Ank Bijleveld: The Relentless Pursuit of Synergies

Upon re-entering national politics after an absence of seven years, newly-appointed Dutch Minister of Defence Anke Bijleveld was promptly dubbed “the little general”. Standing just 1m57 tall in a cabinet of physical, if not necessarily political, giants, Anke Bijleveld immediately sprang to national attention when she attended the full cabinet’s first official meeting at the royal palace in The Hague dressed in a bright yellow outfit – complete with a faux spider climbing her left shoulder – which instantly made the minister stand out amongst the subdued tones of her colleagues’ attire.

Mrs Bijleveld needs all the attention she can get. Her appointment to the Ministry of Defence was welcomed as the definitive proof that the scandal-ridden department remains a political backwater and an afterthought when it comes to budgetary allocations.

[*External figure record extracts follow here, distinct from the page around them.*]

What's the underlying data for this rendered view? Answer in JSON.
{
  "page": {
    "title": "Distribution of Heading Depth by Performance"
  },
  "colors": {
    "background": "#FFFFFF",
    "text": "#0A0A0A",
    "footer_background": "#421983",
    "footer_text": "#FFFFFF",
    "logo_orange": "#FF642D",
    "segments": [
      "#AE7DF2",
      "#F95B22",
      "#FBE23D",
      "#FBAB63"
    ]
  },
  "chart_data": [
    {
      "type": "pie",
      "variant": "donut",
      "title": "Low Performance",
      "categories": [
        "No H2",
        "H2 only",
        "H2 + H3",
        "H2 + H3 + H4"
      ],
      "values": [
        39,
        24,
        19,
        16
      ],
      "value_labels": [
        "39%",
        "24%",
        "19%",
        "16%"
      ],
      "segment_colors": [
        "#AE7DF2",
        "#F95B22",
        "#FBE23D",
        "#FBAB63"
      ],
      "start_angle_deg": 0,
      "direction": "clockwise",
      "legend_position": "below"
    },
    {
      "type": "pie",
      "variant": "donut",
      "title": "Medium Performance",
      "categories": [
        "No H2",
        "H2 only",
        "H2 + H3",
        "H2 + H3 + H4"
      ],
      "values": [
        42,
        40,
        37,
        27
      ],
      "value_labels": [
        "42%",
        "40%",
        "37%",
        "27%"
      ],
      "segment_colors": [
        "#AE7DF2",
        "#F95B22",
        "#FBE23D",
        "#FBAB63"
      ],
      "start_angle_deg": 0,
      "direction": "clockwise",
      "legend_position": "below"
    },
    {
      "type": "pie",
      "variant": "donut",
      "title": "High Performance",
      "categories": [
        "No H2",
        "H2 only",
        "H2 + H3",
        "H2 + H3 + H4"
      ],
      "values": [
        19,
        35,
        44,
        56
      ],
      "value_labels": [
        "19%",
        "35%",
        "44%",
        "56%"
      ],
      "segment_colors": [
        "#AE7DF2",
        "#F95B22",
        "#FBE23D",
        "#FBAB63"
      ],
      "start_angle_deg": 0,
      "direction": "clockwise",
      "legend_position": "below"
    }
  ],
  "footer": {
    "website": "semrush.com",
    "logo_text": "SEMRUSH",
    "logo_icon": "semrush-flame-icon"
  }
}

Since the Berlin Wall came down in 1989, Dutch military expenditure has been slashed by half to barely €9bn annually. Instead of fielding two full divisions – one mechanised – the country can now barely muster a few brigades.

However, with the economy in the ascendant and mounting threat levels all-round, the government of Prime Minister Mark Rutte has now reluctantly decided to revert the trend, promising to boost defence spending to at least €900 million annually by 2020. Mrs Bijleveld has assured NATO partners that The Netherlands supports the 2% (of GDP) norm and will “grow” towards attaining that distant goal. Mr Humphrey would undoubtedly have completed the sentence with “in the fullness of time.”

Mrs Bijleveld will continue the policy of her predecessors to seek succour in close cooperation with the neighbours. Plans are afoot to tightly integrate the country’s air force with the Belgian “air component” and pool resources, training programmes, and tasks such as the quick reaction squadrons both countries keep on permanent alert to intercept intruders.

As of this year, a single Belgian or Dutch squadron will be responsible for guarding the entire Benelux airspace. The transport and airborne refuelling wings of the two countries will also be merged. The new unit with two tankers, fourteen transport planes, and a modest fleet of VIP jets will be based at Melsbroek airbase near Brussels.

The move follows the successful integration of the Dutch and Belgian navies which now operate under a single command seated in Den Helder. Under the agreement, Belgium is responsible for the operations and upkeep of the shared fleet of (twelve) mine clearance vessels while The Netherlands keeps the (twelve) destroyers, frigates, and ocean-going patrol vessels shipshape. The Dutch also provide significant replenishment and amphibious resources. This way, both countries are able to maintain a shared green water navy with added expeditionary capacity.

Mrs Bijleveld’s main challenge is to align procurement policies and processes with Belgium. That represents an uphill battle since the Belgians traditionally buy most of their military hardware in France whilst The Netherlands was thus far able to maintain its own defence industry, including naval yards, mostly supplemented with US or UK-sourced kit.

Both countries did agree to pursue economies of scale by shopping together. The first real test of this intend comes when Belgium at long last decides which fighter plane is to replace its worn-out F16s. The Dutch were an early-adopter of the Joint Strike Fighter and propose to pool maintenance and operational resources should Belgium also opt for the JSF.

The trouble is that neither The Netherlands or Belgium are fully convinced of the need for a robust increase of their defence spending. Synergies and the pursuit of maximum efficiency go only so far.